L'Organisation maria le couple vaguement consentant. Ils vécu­rent "ensemble" neuf ans (une fugitive étreinte tou­tes les deux semaines, au rythme des permissions). Ils eu­rent deux enfants. Ils comprirent qu'ils ne s'étaient jamais aimés. Ils eurent le cou­rage de le re­connaître, de se le dire, d'es­sayer de se séparer. Trop tard. L'Organisation allait s'en mêler qui transforma ce couple bancal en destin et le désir d'aimer en crime. Duong Thu Huong nous montre ce glis­sement insi­dieux, cette lente dégra­dation des relations hu­maines au sein d'un monde né du moyen âge vietnamien édulcoré de marxisme à la chinoise. La guerre n'y est pas au premier plan. On ne sent sa présence et ses né­cessités qu'à travers la vie de tous les jours. Et c'est ce qui plaît dans ce livre. Car Duong Thu Huong ne s'y livre pas à une atta­que en règle contre une Organisation abstraite. De toute façon, en ce temps-là, comment survivre sans organisation ? Elle dé­voile des humains embarqués dans les mailles du filet, leurs doutes, leurs certitudes, leurs indifférences, leurs cruautés, et, lancinantes tout au long de trente années d'obs­curs désastres personnels, leurs volontés d'ai­mer... Ce n'est plus, dès lors, un réquisitoire abstrait contre un Système abstrait. C'est un appel à la respon­sabilité individuelle de­vant l'existence quel que soit le monde qu'on nous impose, un appel à la dignité, une invitation à la liberté.

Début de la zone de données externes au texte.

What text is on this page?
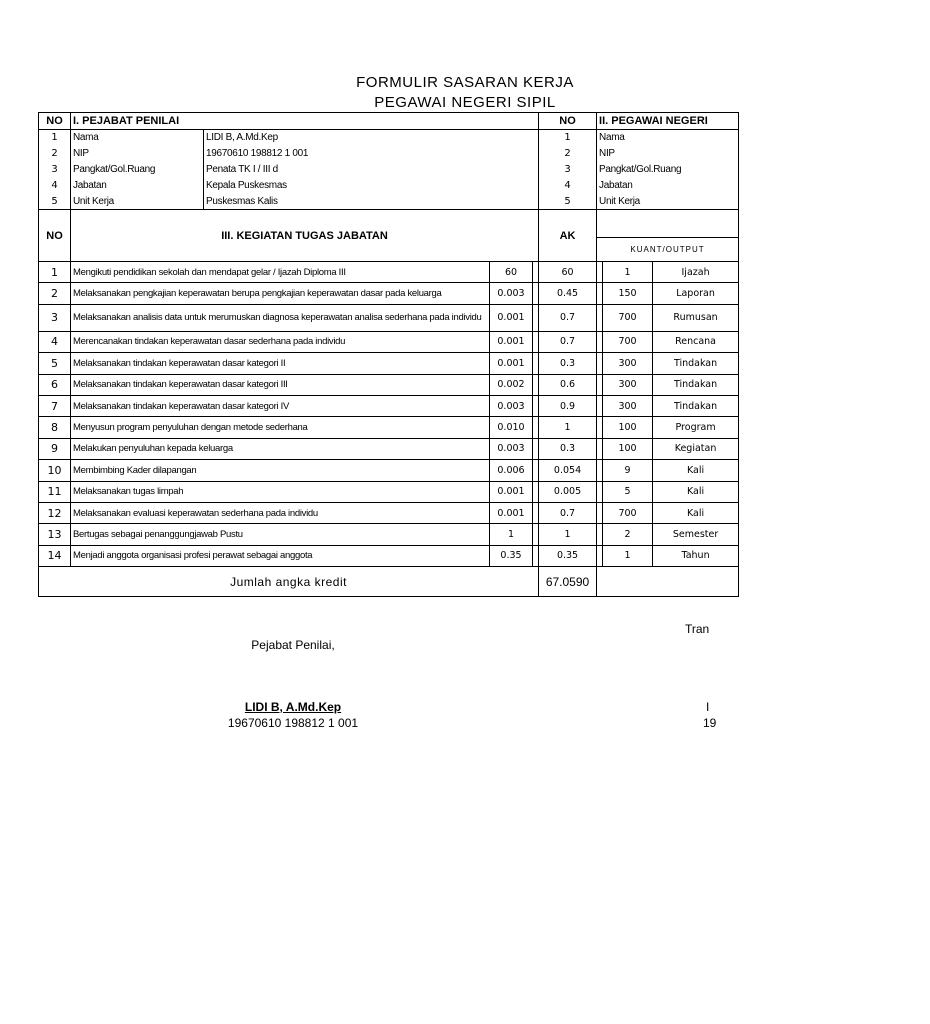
FORMULIR SASARAN KERJA
PEGAWAI NEGERI SIPIL
NO	I. PEJABAT PENILAI				NO	II. PEGAWAI NEGERI		
1	Nama	LIDI B, A.Md.Kep			1	Nama		
2	NIP	19670610 198812 1 001			2	NIP		
3	Pangkat/Gol.Ruang	Penata TK I / III d			3	Pangkat/Gol.Ruang		
4	Jabatan	Kepala Puskesmas			4	Jabatan		
5	Unit Kerja	Puskesmas Kalis			5	Unit Kerja		
NO	III. KEGIATAN TUGAS JABATAN				AK			
						KUANT/OUTPUT		
1	Mengikuti pendidikan sekolah dan mendapat gelar / Ijazah Diploma III		60		60		1	Ijazah
2	Melaksanakan pengkajian keperawatan berupa pengkajian keperawatan dasar pada keluarga		0.003		0.45		150	Laporan
3	Melaksanakan analisis data untuk merumuskan diagnosa keperawatan analisa sederhana pada individu		0.001		0.7		700	Rumusan
4	Merencanakan tindakan keperawatan dasar sederhana pada individu		0.001		0.7		700	Rencana
5	Melaksanakan tindakan keperawatan dasar kategori II		0.001		0.3		300	Tindakan
6	Melaksanakan tindakan keperawatan dasar kategori III		0.002		0.6		300	Tindakan
7	Melaksanakan tindakan keperawatan dasar kategori IV		0.003		0.9		300	Tindakan
8	Menyusun program penyuluhan dengan metode sederhana		0.010		1		100	Program
9	Melakukan penyuluhan kepada keluarga		0.003		0.3		100	Kegiatan
10	Membimbing Kader dilapangan		0.006		0.054		9	Kali
11	Melaksanakan tugas limpah		0.001		0.005		5	Kali
12	Melaksanakan evaluasi keperawatan sederhana pada individu		0.001		0.7		700	Kali
13	Bertugas sebagai penanggungjawab Pustu		1		1		2	Semester
14	Menjadi anggota organisasi profesi perawat sebagai anggota		0.35		0.35		1	Tahun
Jumlah angka kredit					67.0590			
Pejabat Penilai,
LIDI B, A.Md.Kep
19670610 198812 1 001
Tran
I
19
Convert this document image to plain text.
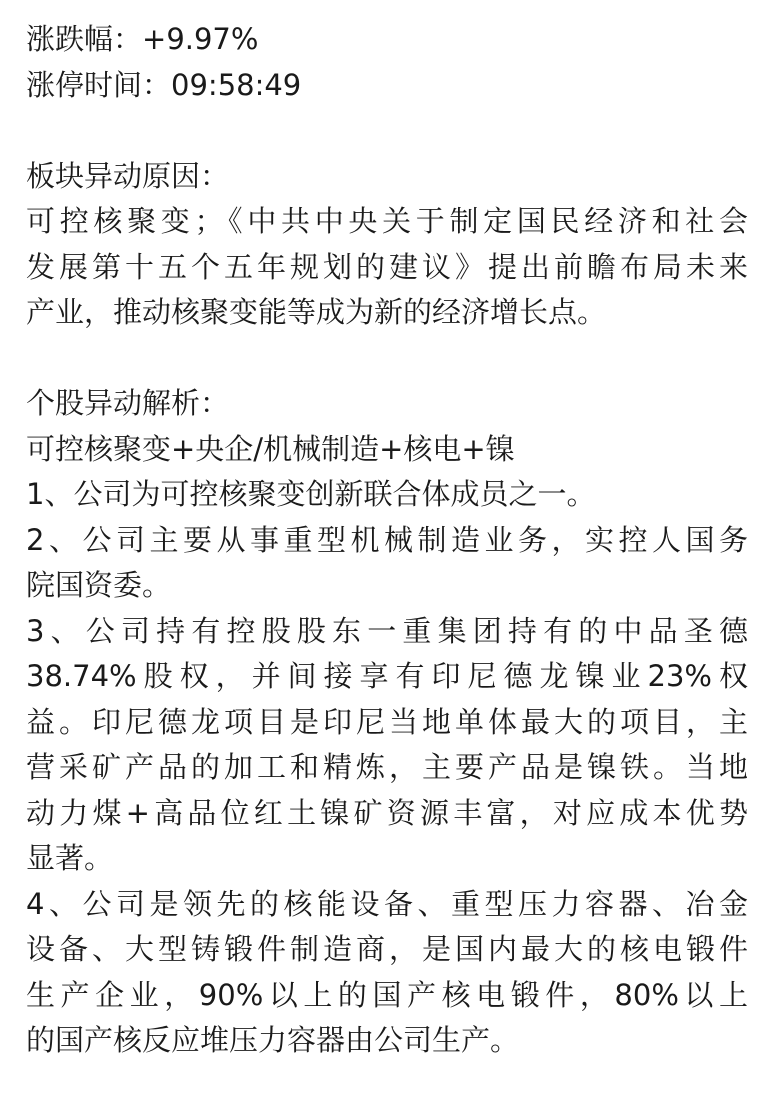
涨跌幅：+9.97%
涨停时间：09:58:49
板块异动原因：
可控核聚变；《中共中央关于制定国民经济和社会
发展第十五个五年规划的建议》提出前瞻布局未来
产业，推动核聚变能等成为新的经济增长点。
个股异动解析：
可控核聚变+央企/机械制造+核电+镍
1、公司为可控核聚变创新联合体成员之一。
2、公司主要从事重型机械制造业务，实控人国务
院国资委。
3、公司持有控股股东一重集团持有的中品圣德
38.74%股权，并间接享有印尼德龙镍业23%权
益。印尼德龙项目是印尼当地单体最大的项目，主
营采矿产品的加工和精炼，主要产品是镍铁。当地
动力煤+高品位红土镍矿资源丰富，对应成本优势
显著。
4、公司是领先的核能设备、重型压力容器、冶金
设备、大型铸锻件制造商，是国内最大的核电锻件
生产企业，90%以上的国产核电锻件，80%以上
的国产核反应堆压力容器由公司生产。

La jeunesse vietnamienne ne s'est point trompée, qui lui ré­serve estime et tendresse, et dévore ses nouvelles et ses ro­mans. Les idéologues vietnamiens ne sont pas non plus trompés, qui l'ont chassée du Parti et l'ont mise en prison. Car naître vietnamien en ce siècle, c'est nourrir un des­tin qui semble a priori exclure l'amour. Quand la nuit dure trente ans, cette aventure singulière qu'on appelle aimer ne peut être qu'un conte des temps d'avant l'aube, un vague souvenir de la nuit, à moins qu'elle ne devienne, par la vo­lonté des amants, les premiers et derniers rayons d'un jour au­tre.

 



[1] Histoire d'amour racontée avant l'aube, Duong Thu Huong, traduit du Vietnamien par Kim Lefèvre, Editions de l'Aube.